Asked if he was surprised not to be consulted before the policy was announced publicly, he replied: “I would have expected that, yes.”
The issue is set to come to a head at Monday’s meeting of the ALP state executive, on which Lamps, Spencer and Malinauskas all sit.
“If it’s not [already] on the agenda on Monday, it certainly will be – because I have a wider responsibility to our members [and] as far as the ratepayer is concerned… to ensuring that services remain ongoing,” Lamps said.
But Malinauskas said he made “absolutely no apologies for standing up for those workers” affected by small business closures.
“The AWU and ASU are two proud unions that are absolutely within their rights to advocate their members’ interests,” he said.

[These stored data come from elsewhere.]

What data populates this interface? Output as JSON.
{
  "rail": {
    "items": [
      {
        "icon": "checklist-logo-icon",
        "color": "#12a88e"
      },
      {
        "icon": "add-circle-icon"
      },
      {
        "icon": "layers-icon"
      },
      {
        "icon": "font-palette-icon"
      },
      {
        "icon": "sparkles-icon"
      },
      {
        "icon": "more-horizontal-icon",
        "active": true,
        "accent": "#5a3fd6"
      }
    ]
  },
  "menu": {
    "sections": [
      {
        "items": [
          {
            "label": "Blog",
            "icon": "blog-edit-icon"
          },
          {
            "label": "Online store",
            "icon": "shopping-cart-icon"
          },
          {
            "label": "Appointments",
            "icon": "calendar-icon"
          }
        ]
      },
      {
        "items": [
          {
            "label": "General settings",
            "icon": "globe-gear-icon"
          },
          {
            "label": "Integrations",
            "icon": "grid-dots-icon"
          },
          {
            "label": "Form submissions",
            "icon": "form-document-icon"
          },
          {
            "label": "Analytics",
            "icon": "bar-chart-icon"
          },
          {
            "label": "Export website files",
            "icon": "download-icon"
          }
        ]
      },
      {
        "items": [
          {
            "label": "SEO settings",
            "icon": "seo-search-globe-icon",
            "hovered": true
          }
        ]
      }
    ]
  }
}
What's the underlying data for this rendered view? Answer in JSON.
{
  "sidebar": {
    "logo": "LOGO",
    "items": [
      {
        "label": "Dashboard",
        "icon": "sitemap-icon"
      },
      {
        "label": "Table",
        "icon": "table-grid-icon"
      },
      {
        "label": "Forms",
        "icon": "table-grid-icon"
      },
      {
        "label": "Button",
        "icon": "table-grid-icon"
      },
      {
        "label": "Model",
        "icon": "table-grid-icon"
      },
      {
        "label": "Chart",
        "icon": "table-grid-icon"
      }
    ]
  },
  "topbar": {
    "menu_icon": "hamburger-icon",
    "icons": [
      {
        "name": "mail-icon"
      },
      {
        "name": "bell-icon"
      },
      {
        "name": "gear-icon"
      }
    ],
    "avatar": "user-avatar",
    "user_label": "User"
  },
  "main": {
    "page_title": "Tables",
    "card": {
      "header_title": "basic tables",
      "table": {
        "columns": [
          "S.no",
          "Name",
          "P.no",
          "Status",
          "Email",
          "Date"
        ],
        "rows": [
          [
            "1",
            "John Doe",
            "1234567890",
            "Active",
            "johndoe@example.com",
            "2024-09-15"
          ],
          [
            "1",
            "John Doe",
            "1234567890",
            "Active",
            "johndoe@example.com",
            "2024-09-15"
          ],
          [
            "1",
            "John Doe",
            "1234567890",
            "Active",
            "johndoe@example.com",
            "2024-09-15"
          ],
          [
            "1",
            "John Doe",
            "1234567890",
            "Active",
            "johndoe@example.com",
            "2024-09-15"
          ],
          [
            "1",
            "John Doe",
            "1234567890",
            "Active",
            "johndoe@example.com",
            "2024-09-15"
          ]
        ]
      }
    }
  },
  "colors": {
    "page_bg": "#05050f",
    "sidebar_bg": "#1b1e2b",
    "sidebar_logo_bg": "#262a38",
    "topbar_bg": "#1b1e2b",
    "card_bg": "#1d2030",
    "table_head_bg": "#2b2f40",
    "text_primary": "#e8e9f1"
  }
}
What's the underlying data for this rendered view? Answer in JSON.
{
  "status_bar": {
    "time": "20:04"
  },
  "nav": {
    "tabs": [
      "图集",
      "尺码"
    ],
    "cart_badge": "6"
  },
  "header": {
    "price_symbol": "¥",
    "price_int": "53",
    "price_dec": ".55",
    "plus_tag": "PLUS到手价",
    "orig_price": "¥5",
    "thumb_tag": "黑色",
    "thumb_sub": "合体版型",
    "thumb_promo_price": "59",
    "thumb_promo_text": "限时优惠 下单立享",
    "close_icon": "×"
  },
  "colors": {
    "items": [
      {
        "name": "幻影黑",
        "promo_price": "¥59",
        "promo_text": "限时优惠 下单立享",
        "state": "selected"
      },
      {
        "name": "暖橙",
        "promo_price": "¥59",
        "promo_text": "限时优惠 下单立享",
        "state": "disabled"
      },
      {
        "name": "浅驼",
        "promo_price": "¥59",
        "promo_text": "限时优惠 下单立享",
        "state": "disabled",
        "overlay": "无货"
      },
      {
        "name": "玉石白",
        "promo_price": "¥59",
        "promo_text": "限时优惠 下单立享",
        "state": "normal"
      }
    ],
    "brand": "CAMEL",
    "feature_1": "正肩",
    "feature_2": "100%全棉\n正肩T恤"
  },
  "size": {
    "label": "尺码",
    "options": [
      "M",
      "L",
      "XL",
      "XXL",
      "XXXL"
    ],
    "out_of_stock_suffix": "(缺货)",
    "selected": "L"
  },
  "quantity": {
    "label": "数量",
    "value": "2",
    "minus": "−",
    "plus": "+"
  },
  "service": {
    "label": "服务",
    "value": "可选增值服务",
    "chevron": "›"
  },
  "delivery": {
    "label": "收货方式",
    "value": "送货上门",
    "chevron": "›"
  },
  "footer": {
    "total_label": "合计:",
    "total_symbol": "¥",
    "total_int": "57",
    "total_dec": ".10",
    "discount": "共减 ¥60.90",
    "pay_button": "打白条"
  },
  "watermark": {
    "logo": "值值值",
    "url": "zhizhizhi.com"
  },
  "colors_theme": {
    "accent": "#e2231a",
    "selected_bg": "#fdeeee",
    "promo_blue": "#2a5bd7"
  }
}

“They want to protect workers’ jobs, [but] I want to protect all South Australian workers’ jobs – the Labor movement is about keeping people in work, and that has to include all those people in small business… I make absolutely no apologies for standing up for those workers.”

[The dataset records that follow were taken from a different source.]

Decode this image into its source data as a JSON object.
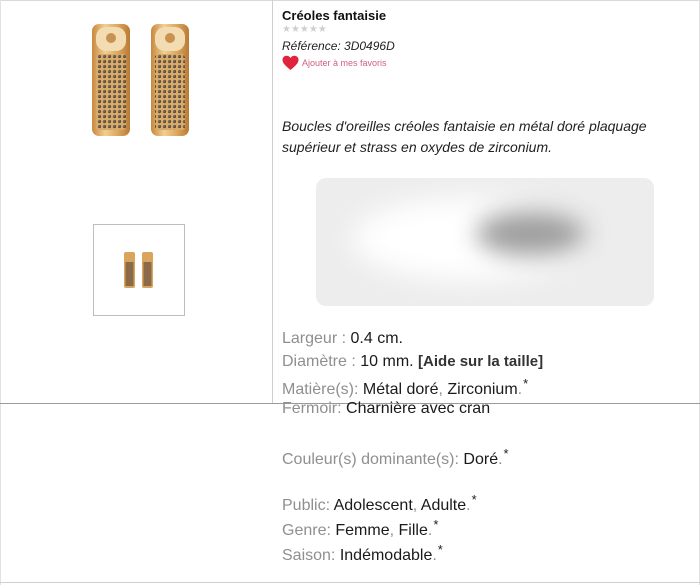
{
  "product": {
    "title": "Créoles fantaisie",
    "rating_stars": "★★★★★",
    "reference": "Référence: 3D0496D",
    "favorite_label": "Ajouter à mes favoris",
    "description": "Boucles d'oreilles créoles fantaisie en métal doré plaquage supérieur et strass en oxydes de zirconium."
  },
  "specs": {
    "largeur_label": "Largeur :",
    "largeur_value": "0.4 cm.",
    "diametre_label": "Diamètre :",
    "diametre_value": "10 mm.",
    "size_help": "[Aide sur la taille]",
    "matiere_label": "Matière(s):",
    "matiere_values": [
      "Métal doré",
      "Zirconium"
    ],
    "fermoir_label": "Fermoir:",
    "fermoir_value": "Charnière avec cran",
    "couleur_label": "Couleur(s) dominante(s):",
    "couleur_values": [
      "Doré"
    ],
    "public_label": "Public:",
    "public_values": [
      "Adolescent",
      "Adulte"
    ],
    "genre_label": "Genre:",
    "genre_values": [
      "Femme",
      "Fille"
    ],
    "saison_label": "Saison:",
    "saison_values": [
      "Indémodable"
    ],
    "comma": ",",
    "period": ".",
    "asterisk": "*"
  },
  "colors": {
    "label_gray": "#8f8f8f",
    "favorite_pink": "#d0607e",
    "heart_red": "#e0243c",
    "gold": "#d9a45c"
  },
  "icons": {
    "favorite": "heart-icon",
    "rating": "star-icon"
  }
}
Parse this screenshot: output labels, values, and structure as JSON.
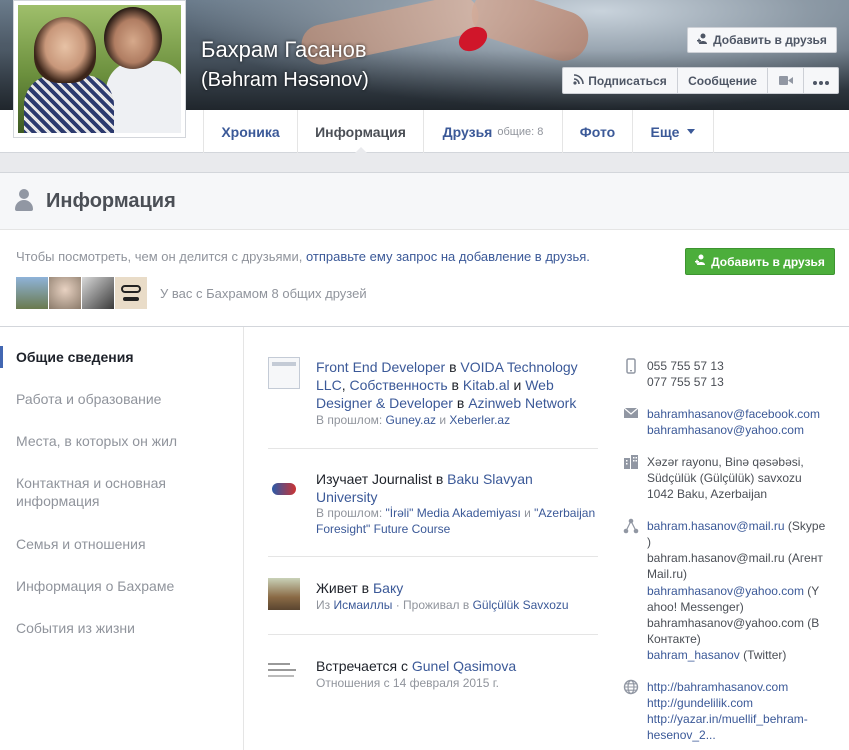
{
  "profile": {
    "name": "Бахрам Гасанов",
    "alt_name": "(Bəhram Həsənov)"
  },
  "cover_actions": {
    "add_friend": "Добавить в друзья",
    "subscribe": "Подписаться",
    "message": "Сообщение"
  },
  "tabs": [
    {
      "label": "Хроника"
    },
    {
      "label": "Информация"
    },
    {
      "label": "Друзья",
      "meta": "общие: 8"
    },
    {
      "label": "Фото"
    },
    {
      "label": "Еще"
    }
  ],
  "section": {
    "title": "Информация",
    "request_text_prefix": "Чтобы посмотреть, чем он делится с друзьями, ",
    "request_link": "отправьте ему запрос на добавление в друзья.",
    "add_friend_button": "Добавить в друзья",
    "mutual_text": "У вас с Бахрамом 8 общих друзей"
  },
  "left_nav": [
    {
      "label": "Общие сведения"
    },
    {
      "label": "Работа и образование"
    },
    {
      "label": "Места, в которых он жил"
    },
    {
      "label": "Контактная и основная информация"
    },
    {
      "label": "Семья и отношения"
    },
    {
      "label": "Информация о Бахраме"
    },
    {
      "label": "События из жизни"
    }
  ],
  "overview": {
    "work": {
      "line1_link1": "Front End Developer",
      "line1_in": " в ",
      "line1_link2": "VOIDA Technology LLC",
      "line1_sep1": ", ",
      "line1_link3": "Собственность",
      "line1_in2": " в ",
      "line1_link4": "Kitab.al",
      "line1_and": " и ",
      "line1_link5": "Web Designer & Developer",
      "line1_in3": " в ",
      "line1_link6": "Azinweb Network",
      "past_label": "В прошлом: ",
      "past1": "Guney.az",
      "past_and": " и ",
      "past2": "Xeberler.az"
    },
    "education": {
      "prefix": "Изучает Journalist в ",
      "school": "Baku Slavyan University",
      "past_label": "В прошлом: ",
      "past1": "\"İrəli\" Media Akademiyası",
      "past_and": " и ",
      "past2": "\"Azerbaijan Foresight\" Future Course"
    },
    "lives": {
      "prefix": "Живет в ",
      "city": "Баку",
      "from_label": "Из ",
      "from": "Исмаиллы",
      "lived_label": " · Проживал в ",
      "lived": "Gülçülük Savxozu"
    },
    "relationship": {
      "prefix": "Встречается с ",
      "partner": "Gunel Qasimova",
      "since": "Отношения с 14 февраля 2015 г."
    }
  },
  "contacts": {
    "phone1": "055 755 57 13",
    "phone2": "077 755 57 13",
    "email1": "bahramhasanov@facebook.com",
    "email2": "bahramhasanov@yahoo.com",
    "address_line1": "Xəzər rayonu, Binə qəsəbəsi,",
    "address_line2": "Südçülük (Gülçülük) savxozu",
    "address_line3": "1042 Baku, Azerbaijan",
    "im": [
      {
        "handle": "bahram.hasanov@mail.ru",
        "service": " (Skype"
      },
      {
        "handle": "",
        "service": ")"
      },
      {
        "handle": "bahram.hasanov@mail.ru",
        "service": " (Агент"
      },
      {
        "handle": "",
        "service": "Mail.ru)"
      },
      {
        "handle": "bahramhasanov@yahoo.com",
        "service": " (Y"
      },
      {
        "handle": "",
        "service": "ahoo! Messenger)"
      },
      {
        "handle": "bahramhasanov@yahoo.com",
        "service": " (В"
      },
      {
        "handle": "",
        "service": "Контакте)"
      },
      {
        "handle": "bahram_hasanov",
        "service": " (Twitter)"
      }
    ],
    "site1": "http://bahramhasanov.com",
    "site2": "http://gundelilik.com",
    "site3": "http://yazar.in/muellif_behram-",
    "site3b": "hesenov_2..."
  }
}
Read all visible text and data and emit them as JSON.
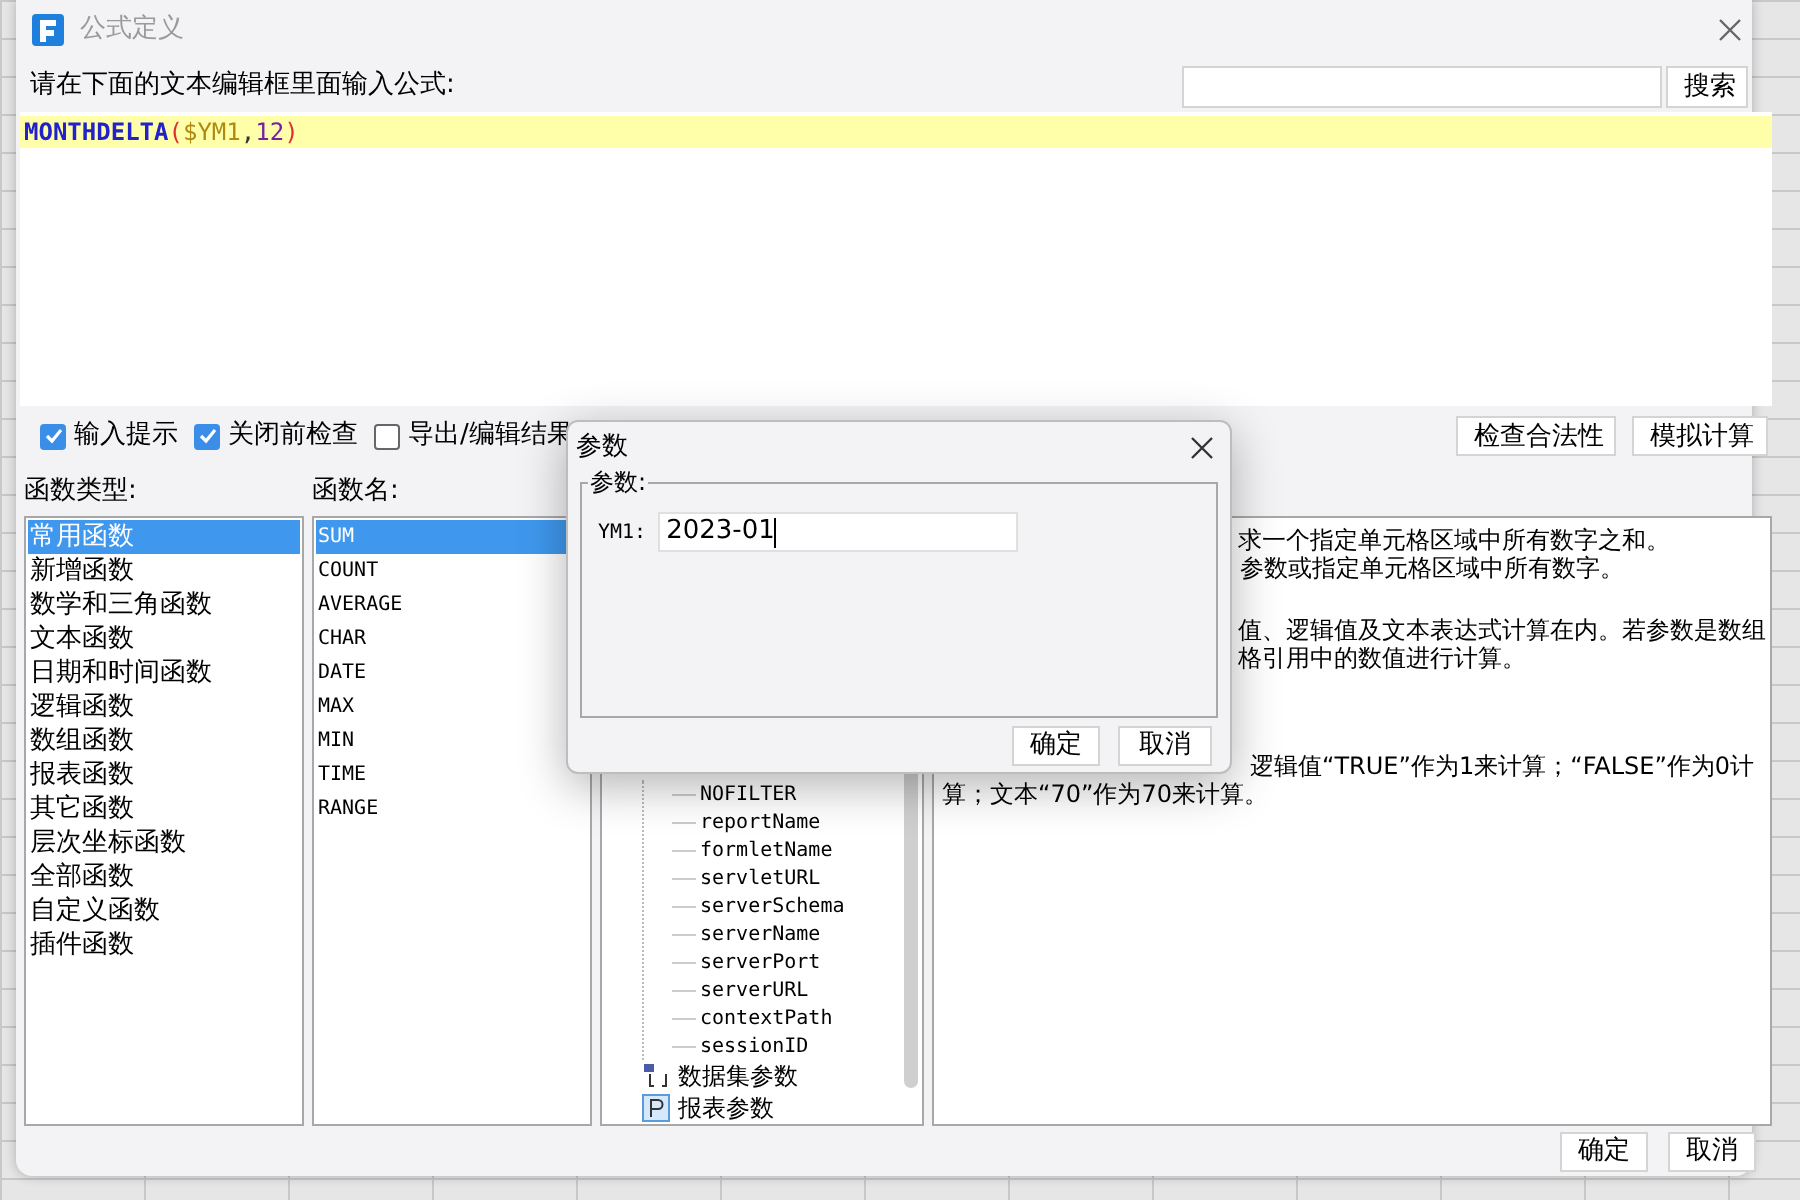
{
  "window": {
    "title": "公式定义"
  },
  "prompt": "请在下面的文本编辑框里面输入公式:",
  "search": {
    "button": "搜索"
  },
  "formula": {
    "tokens": [
      {
        "text": "MONTHDELTA",
        "kind": "function"
      },
      {
        "text": "(",
        "kind": "paren"
      },
      {
        "text": "$YM1",
        "kind": "param"
      },
      {
        "text": ",",
        "kind": "comma"
      },
      {
        "text": "12",
        "kind": "number"
      },
      {
        "text": ")",
        "kind": "paren"
      }
    ]
  },
  "options": [
    {
      "label": "输入提示",
      "checked": true
    },
    {
      "label": "关闭前检查",
      "checked": true
    },
    {
      "label": "导出/编辑结果",
      "checked": false
    }
  ],
  "tool_buttons": [
    "检查合法性",
    "模拟计算"
  ],
  "categories": {
    "label": "函数类型:",
    "items": [
      {
        "label": "常用函数",
        "selected": true
      },
      {
        "label": "新增函数",
        "selected": false
      },
      {
        "label": "数学和三角函数",
        "selected": false
      },
      {
        "label": "文本函数",
        "selected": false
      },
      {
        "label": "日期和时间函数",
        "selected": false
      },
      {
        "label": "逻辑函数",
        "selected": false
      },
      {
        "label": "数组函数",
        "selected": false
      },
      {
        "label": "报表函数",
        "selected": false
      },
      {
        "label": "其它函数",
        "selected": false
      },
      {
        "label": "层次坐标函数",
        "selected": false
      },
      {
        "label": "全部函数",
        "selected": false
      },
      {
        "label": "自定义函数",
        "selected": false
      },
      {
        "label": "插件函数",
        "selected": false
      }
    ]
  },
  "functions": {
    "label": "函数名:",
    "items": [
      {
        "label": "SUM",
        "selected": true
      },
      {
        "label": "COUNT",
        "selected": false
      },
      {
        "label": "AVERAGE",
        "selected": false
      },
      {
        "label": "CHAR",
        "selected": false
      },
      {
        "label": "DATE",
        "selected": false
      },
      {
        "label": "MAX",
        "selected": false
      },
      {
        "label": "MIN",
        "selected": false
      },
      {
        "label": "TIME",
        "selected": false
      },
      {
        "label": "RANGE",
        "selected": false
      }
    ]
  },
  "tree": [
    {
      "kind": "group",
      "children": [
        {
          "label": "NOFILTER"
        },
        {
          "label": "reportName"
        },
        {
          "label": "formletName"
        },
        {
          "label": "servletURL"
        },
        {
          "label": "serverSchema"
        },
        {
          "label": "serverName"
        },
        {
          "label": "serverPort"
        },
        {
          "label": "serverURL"
        },
        {
          "label": "contextPath"
        },
        {
          "label": "sessionID"
        }
      ]
    },
    {
      "kind": "dataset",
      "label": "数据集参数"
    },
    {
      "kind": "report_param",
      "label": "报表参数"
    }
  ],
  "description": [
    {
      "text": "求一个指定单元格区域中所有数字之和。",
      "kind": "covered"
    },
    {
      "text": "参数或指定单元格区域中所有数字。",
      "kind": "covered"
    },
    {
      "text": "值、逻辑值及文本表达式计算在内。若参数是数组",
      "kind": "covered"
    },
    {
      "text": "格引用中的数值进行计算。",
      "kind": "covered"
    },
    {
      "text": "逻辑值“TRUE”作为1来计算；“FALSE”作为0计",
      "kind": "covered"
    },
    {
      "text": "算；文本“70”作为70来计算。",
      "kind": "full"
    }
  ],
  "buttons": [
    "确定",
    "取消"
  ],
  "param_dialog": {
    "title": "参数",
    "group": "参数:",
    "fields": [
      {
        "label": "YM1:",
        "value": "2023-01"
      }
    ],
    "buttons": [
      "确定",
      "取消"
    ]
  }
}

He said while “I understand they’ve got some concerns, our absolute focus as an Opposition is putting on the table constructive, thoughtful ideas to protect people’s jobs”.
He disagreed with the unions’ assertion that jobs would be lost, saying: “I don’t see the Federal Government or State Government sacking or making workers redundant at the moment – I don’t see how Local Government should be any different.”

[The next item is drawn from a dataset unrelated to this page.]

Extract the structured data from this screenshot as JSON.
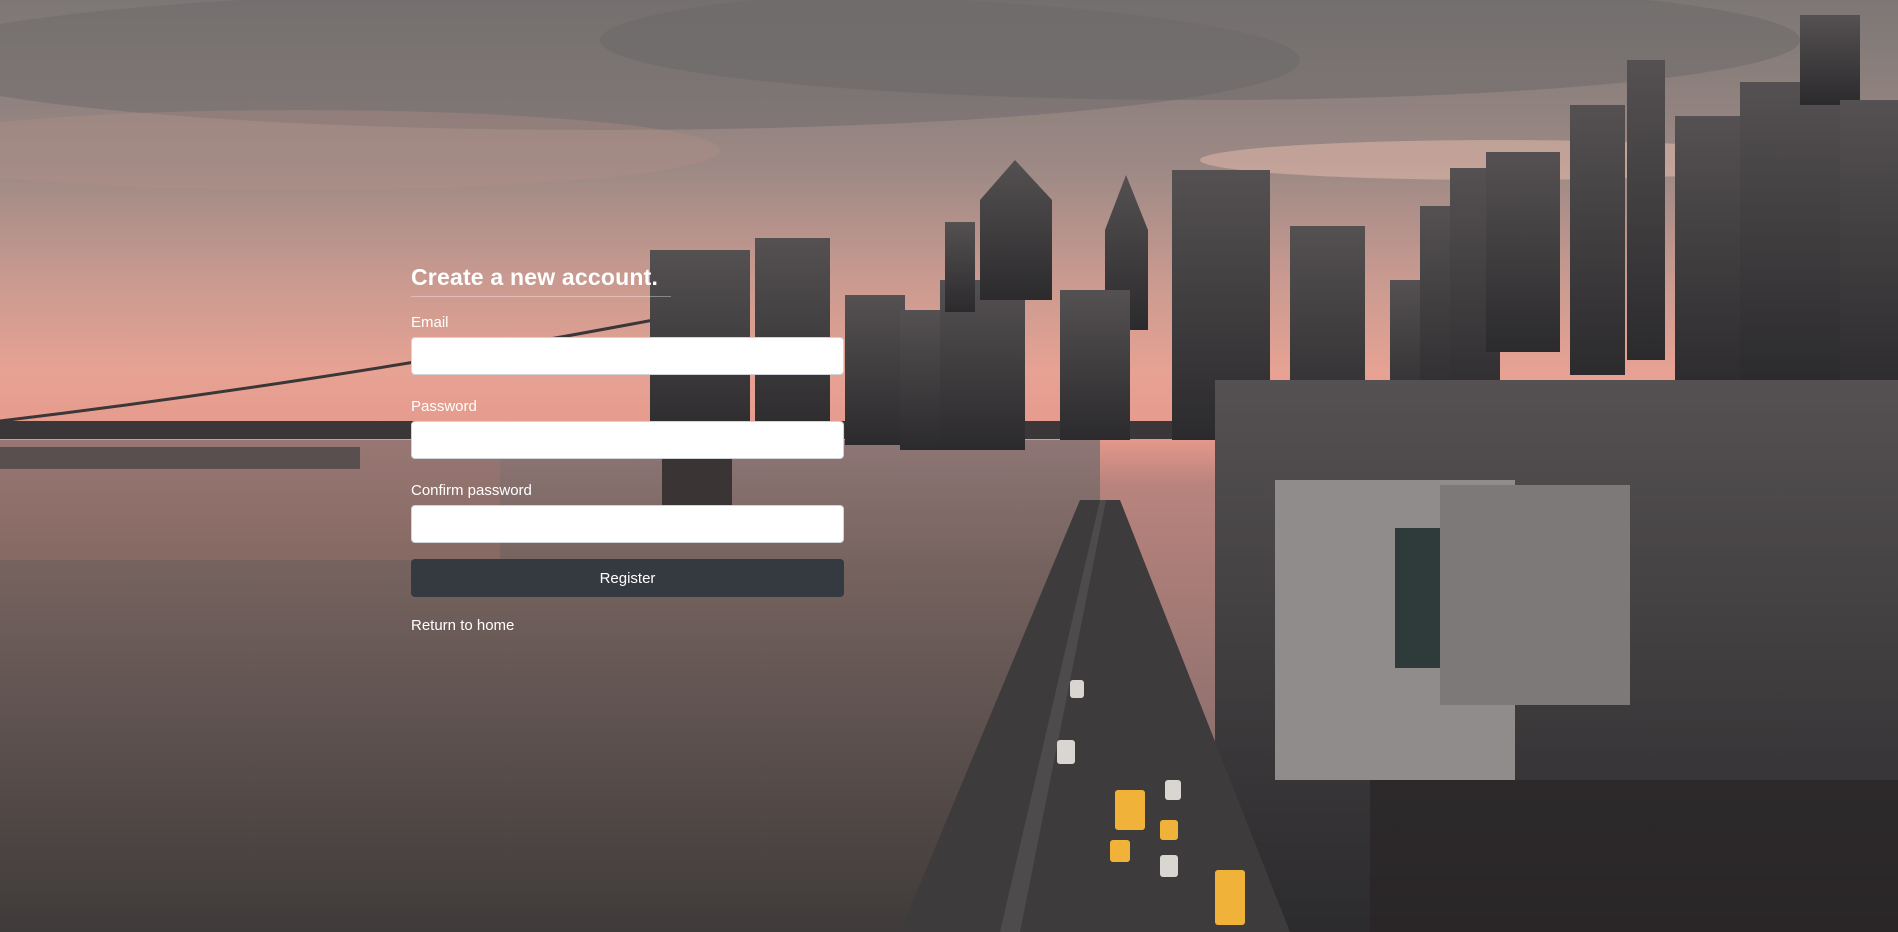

“If a local government decides to use COVID-19 as a time to make more people unemployed, that’s on them – but there aren’t too many governments sacking workers at a state or federal level… [councils] would want to take a good hard look at themselves before they do that,” he said.
“We’re proposing businesses forced to close because of COVID-19 should be relieved of a council rates bill for as long as they’re closed – that’s a pretty reasonable proposition when it comes to protecting jobs… counterfactually, businesses forced to pay rates when they’re not even engaging council services – that’s a pretty unreasonable position.”
He said “very few councils” were currently providing rate relief to shuttered businesses, instead offering deferrals, “which just means a bigger bill for businesses at a time they can least afford it”.
“My personal view is there’s no justification for a council to be sacking workers if they provide council rate relief to a café or restaurant or gym that has got zero income,” Malinauskas said.
“I don’t see why federal and state governments should be playing a role in keeping businesses alive and local government should see themselves as exempt.”
Local Government Association CEO Matt Pinnegar said in a statement that while “councils have a role to play in recovery and stimulus in partnership with the state and federal government, this also needs to be budgeted for”.
“Employees are the lifeblood of councils, and councils are doing everything they can to continue to provide essential services and keep people employed,” he said.
“But they are also dealing with reduced income and the rollout of targeted hardship provisions to not just businesses, but households and community groups.
“A blanket waiver of rates for businesses for an extended period will diminish local government’s ability to support communities when they need it most. “Targeted hardship provisions for businesses is the better way… if any business is suffering an impact from COVID-19 I strongly encourage them to contact their council to discuss options for assistance.”